9. Viking axes were lethal.
When brought down overhead at maximum velocity, a Viking axe was capable of cutting a skull through an iron helmet, splitting the head down to the teeth.
(Image: Museum of London)
10. The Vikings swore.
Hardly surprising. But it’s interesting to actually see a few of the words they might have used.
One of the most offensive things you could call a Viking was a rassragr. The shortest meaning is a man who is demonstrably sodomized. Implying this about a man was so horrendous that the insulted man could kill the insulter without punishment or retribution.
Calling a man a “mare,” or a “woman,” or worse, argr (its polite meaning is “cowardly”; its sexual meaning is “emasculated, unmanned, womanish”) could also call down the weight of fullrettirsorð, (the full weight of the law).
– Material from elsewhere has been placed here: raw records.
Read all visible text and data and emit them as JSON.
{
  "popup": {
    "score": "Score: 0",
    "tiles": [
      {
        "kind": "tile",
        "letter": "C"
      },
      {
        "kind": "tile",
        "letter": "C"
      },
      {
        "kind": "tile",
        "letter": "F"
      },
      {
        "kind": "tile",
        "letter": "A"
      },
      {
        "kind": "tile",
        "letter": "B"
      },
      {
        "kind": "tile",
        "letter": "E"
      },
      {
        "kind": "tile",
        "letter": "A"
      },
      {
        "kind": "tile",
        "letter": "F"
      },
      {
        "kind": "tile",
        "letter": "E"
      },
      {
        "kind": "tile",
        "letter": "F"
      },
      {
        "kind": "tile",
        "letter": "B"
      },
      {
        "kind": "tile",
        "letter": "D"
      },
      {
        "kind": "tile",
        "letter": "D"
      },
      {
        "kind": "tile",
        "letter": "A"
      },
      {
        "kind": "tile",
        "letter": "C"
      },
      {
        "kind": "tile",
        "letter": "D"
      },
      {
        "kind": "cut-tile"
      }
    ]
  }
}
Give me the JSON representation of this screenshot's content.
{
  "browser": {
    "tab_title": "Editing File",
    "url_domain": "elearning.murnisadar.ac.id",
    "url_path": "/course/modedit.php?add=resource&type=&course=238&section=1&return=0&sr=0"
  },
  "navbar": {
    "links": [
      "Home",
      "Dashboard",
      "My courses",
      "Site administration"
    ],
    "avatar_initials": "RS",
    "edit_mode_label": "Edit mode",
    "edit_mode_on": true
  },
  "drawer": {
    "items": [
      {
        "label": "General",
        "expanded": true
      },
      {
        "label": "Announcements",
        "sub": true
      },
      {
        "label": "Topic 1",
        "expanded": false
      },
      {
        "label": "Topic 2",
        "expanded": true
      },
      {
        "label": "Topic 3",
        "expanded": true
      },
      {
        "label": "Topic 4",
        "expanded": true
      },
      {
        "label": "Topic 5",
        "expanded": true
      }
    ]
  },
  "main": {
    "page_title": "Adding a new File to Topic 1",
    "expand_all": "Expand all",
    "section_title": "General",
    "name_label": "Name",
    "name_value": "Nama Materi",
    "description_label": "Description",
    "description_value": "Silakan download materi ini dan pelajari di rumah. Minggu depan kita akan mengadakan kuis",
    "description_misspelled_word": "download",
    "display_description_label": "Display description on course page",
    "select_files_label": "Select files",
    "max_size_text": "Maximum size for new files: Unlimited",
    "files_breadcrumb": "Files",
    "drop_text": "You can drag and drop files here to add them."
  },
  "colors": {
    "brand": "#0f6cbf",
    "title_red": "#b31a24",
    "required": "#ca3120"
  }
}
In the Lokasenna (“The Insolence of Loki”), the term argr is bandied about openly.
Hrafnasueltir means raven starver. Seemingly inoffensive until you remember how important ravens are to Norse mythology; anyone who starved ravens would be considered a coward and a fool. The dead on the battlefield were fodder for hungry ravens, and anyone who couldn’t provide this feast i.e. not fight, was a coward.
So if you’re having a bad day but rude language is banned in your office, try a few Norse curses. Use lombungr for the morons or idiots in your life. And keep bacraut in your pocket for when someone is really bothering you. It means asshole.